Unser Gehirn ist ein Überlebenswerkzeug. Es ist auf das Erkennen von Bedrohungen ausgerichtet. Deshalb werden negative Ereignisse von unserm Gehirn schnell und nachhaltig als negative Erfahrungen gespeichert. Unser Hirn wirkt auf negative Ereignisse wie Klebeband: sie bleiben sofort hängen, um uns in zukünftigen ähnlichen Situationen zu alarmieren.
Dagegen sind positive Ereignisse für unser Überleben weitaus weniger wichtig. Sie perlen in unserm Hirn oft ab ohne Erfahrungsspuren zu hinterlassen, wie Wasser auf einer Teflonbeschichtung.
So ist unser Hirn gut darauf vorbereitet, alle möglichen Gefahren und Bedrohungen aufgrund unserer bisherigen Lebenserfahrungen zu erkennen. Je größer wir die Bedrohung einschätzen, desto archaischer sind unsere Reaktionen auf sie, nämlich Kampf, Flucht oder Totstellen. Wenn unser Leben tatsächlich in Gefahr ist, sind das angemessene Verhaltensweisen. In unserer heutigen, komplexen Welt sind diese alten Verhaltensmuster aber nur selten wirklich hilfreich. Heute sind in schwierigen Situationen vor allem Umsicht, Gelassenheit, Vernunft, Entscheidungskraft und Kreativität gefragt. Diese Kompetenzen stehen uns aber nur dann zur Verfügung, solange unser Hirn nicht bei jedem unangenehmen Ereignis die Alarmglocke schlägt.
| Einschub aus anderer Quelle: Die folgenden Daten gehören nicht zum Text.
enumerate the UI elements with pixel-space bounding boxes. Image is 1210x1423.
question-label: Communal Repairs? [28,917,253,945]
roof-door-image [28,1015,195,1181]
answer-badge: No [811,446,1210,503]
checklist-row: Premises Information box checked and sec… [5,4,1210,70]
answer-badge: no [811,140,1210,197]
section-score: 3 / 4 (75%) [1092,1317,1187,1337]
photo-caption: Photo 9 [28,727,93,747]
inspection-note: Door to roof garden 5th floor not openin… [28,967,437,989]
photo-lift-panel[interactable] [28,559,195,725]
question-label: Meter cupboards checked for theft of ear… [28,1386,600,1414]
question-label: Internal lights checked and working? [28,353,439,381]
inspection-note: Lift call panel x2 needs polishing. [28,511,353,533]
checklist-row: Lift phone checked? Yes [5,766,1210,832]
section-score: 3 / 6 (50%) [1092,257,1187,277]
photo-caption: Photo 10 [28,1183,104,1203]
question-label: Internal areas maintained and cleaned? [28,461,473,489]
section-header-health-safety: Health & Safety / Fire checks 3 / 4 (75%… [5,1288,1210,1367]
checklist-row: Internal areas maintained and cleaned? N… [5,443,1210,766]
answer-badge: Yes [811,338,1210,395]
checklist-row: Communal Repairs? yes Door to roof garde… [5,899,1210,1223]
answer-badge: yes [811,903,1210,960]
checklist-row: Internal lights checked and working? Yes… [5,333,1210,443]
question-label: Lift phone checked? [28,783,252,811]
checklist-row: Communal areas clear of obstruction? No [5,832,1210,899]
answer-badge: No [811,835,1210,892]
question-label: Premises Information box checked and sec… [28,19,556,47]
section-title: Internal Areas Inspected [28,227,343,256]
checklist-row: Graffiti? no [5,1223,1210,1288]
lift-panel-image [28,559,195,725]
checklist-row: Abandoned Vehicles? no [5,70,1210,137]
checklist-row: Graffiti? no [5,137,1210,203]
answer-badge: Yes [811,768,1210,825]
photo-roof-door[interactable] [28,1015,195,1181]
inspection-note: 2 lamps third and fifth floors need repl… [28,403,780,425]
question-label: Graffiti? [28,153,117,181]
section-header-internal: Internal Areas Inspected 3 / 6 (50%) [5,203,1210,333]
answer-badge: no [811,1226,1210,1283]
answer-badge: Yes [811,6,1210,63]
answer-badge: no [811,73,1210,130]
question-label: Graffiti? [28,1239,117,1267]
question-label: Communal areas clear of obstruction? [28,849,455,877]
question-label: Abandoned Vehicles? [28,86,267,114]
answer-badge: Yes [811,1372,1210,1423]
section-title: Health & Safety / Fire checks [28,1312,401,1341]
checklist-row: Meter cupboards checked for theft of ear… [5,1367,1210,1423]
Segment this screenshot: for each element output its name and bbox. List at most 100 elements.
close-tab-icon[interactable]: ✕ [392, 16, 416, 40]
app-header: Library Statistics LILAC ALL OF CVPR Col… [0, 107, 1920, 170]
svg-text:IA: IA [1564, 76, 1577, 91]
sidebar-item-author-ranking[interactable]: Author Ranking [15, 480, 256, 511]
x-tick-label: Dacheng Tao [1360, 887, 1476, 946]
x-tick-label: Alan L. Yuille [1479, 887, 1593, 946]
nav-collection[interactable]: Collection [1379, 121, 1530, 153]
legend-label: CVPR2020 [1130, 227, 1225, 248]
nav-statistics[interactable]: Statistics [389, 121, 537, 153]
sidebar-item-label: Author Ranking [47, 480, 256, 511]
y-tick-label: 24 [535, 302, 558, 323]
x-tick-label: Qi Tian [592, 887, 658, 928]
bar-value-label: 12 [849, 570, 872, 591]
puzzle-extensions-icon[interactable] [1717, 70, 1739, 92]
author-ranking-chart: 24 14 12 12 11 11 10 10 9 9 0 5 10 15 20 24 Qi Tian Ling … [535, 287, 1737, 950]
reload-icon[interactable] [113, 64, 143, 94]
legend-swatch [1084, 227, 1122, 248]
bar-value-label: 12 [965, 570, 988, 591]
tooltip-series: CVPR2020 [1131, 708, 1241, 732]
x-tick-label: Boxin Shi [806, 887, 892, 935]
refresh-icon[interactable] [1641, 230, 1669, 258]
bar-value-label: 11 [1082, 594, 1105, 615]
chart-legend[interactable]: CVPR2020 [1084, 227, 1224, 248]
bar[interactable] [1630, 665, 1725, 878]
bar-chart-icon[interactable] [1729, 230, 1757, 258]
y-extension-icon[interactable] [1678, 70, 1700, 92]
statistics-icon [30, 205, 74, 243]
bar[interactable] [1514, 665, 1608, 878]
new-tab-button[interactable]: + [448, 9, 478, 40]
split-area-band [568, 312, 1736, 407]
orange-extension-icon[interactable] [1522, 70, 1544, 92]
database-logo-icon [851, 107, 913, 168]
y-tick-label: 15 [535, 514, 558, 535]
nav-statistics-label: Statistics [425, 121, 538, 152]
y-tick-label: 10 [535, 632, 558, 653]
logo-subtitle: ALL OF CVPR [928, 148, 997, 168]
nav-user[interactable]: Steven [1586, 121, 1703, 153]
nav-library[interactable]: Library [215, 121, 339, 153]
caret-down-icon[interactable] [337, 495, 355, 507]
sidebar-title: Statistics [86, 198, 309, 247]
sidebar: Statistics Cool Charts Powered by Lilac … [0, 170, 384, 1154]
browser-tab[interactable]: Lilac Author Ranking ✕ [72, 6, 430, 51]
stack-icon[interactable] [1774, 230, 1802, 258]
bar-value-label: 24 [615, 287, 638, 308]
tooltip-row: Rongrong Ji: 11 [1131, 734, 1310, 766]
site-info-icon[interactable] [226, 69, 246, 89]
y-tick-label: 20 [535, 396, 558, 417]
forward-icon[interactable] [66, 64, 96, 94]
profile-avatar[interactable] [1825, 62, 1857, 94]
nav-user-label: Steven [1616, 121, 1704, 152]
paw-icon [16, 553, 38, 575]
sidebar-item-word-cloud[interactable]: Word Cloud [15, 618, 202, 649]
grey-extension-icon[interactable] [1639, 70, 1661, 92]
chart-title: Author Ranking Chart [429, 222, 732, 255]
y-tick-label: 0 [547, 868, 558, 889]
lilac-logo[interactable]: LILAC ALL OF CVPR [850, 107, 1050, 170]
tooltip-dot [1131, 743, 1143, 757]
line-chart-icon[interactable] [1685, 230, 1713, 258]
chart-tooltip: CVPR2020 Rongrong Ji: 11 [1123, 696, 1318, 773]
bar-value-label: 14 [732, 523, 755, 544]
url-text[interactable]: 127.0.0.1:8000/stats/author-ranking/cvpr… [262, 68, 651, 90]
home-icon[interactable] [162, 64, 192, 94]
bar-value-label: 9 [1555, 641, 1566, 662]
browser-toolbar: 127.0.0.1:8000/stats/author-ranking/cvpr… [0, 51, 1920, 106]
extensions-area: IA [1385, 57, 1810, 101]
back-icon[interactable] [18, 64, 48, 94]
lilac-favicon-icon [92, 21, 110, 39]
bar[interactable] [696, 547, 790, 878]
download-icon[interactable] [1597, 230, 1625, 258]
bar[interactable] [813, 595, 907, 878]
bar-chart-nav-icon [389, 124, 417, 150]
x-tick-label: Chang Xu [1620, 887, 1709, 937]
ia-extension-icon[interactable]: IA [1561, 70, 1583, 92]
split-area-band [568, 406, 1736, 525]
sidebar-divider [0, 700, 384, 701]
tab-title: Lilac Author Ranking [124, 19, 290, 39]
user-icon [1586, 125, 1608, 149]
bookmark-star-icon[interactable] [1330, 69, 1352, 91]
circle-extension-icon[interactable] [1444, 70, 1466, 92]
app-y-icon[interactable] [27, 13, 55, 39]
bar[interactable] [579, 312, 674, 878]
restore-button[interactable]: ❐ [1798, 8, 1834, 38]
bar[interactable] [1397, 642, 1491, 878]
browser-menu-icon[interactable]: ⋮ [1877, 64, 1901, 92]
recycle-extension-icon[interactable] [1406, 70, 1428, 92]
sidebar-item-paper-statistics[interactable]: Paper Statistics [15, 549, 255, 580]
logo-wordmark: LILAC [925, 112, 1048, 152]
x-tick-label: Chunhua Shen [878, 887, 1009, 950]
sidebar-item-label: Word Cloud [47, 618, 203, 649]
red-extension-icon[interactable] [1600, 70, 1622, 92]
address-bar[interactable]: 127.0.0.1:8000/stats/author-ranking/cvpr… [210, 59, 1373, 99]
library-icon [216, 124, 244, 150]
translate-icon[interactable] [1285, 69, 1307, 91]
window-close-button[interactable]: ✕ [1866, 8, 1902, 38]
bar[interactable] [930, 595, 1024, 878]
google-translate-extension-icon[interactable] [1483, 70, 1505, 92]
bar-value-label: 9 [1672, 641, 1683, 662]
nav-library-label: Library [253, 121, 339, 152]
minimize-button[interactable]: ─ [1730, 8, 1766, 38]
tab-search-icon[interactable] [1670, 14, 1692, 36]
Eine Möglichkeit, unser Hirn zu trainieren, nicht so schnell Alarm zu schlagen, ist es, den positiven Ereignissen, die uns in unserm Leben viel öfter begegnen als wir es wahrnehmen, mehr Raum zu geben, so dass sie sich auch als Erfahrungen in unserm Gehirn niederschlagen können. Die Hirnforschung hat gezeigt, dass dazu schon 20 – 30 Sekunden ausreichen, in denen man dem positiven Ereignis seine Aufmerksamkeit schenkt. Das ist doch überschaubar, oder? Und wenn es nicht wirkt, hat man 20 – 30 Sekunden eine gute Zeit gehabt – auch nicht schlecht. Hier die Übungstipps:
- Achten Sie darauf, was Ihnen in Ihrem Alltag Positives begegnet. Das kann ein blühender Baum sein, ein erfreuliches Kundengespräch, der Witz eines Kollegen, die Freude über einen erholsamen Schlaf, das Rumtollen mit den Kindern, das Lob der Chefin, der Sieg des SC Freiburg, das Bier nach dem Training usw. Das klingt einfach, ist aber der schwierigste Teil der Übung, nämlich dass Ihnen das Positive im Alltag überhaupt bewusst auffällt.
- Wenn Ihnen dann etwas Positives aufgefallen ist, halten Sie inne (soweit das die Situation zulässt) und schenken Sie sich 20 Sekunden Achtsamkeit nur für dieses positive Ereignis oder Erlebnis. Wenn sie wollen schauen Sie auf die Uhr.
- Lassen Sie in dieser Zeit das Positive in sich „einsinken“. Genießen sie die positiven Gefühle. Sie werden merken, Achtsamkeit wirkt wie Dünger. Kleine, flüchtige Gefühle werden größer und kräftiger.
Lassen Sie sich in diesen 20 Sekunden nicht ablenken, vor allem nicht von Ihren inneren Stimmen, die Sie vielleicht daran erinnern, dass Sie ja eigentlich gar keine Zeit haben, dass das ganze esoterischer Humbug wäre oder dass es wichtigeres zu tun gäbe oder was auch immer Ihre Stimmen vorbringen, um Sie davon abzuhalten, sich 20 Sekunden Positives zu gönnen.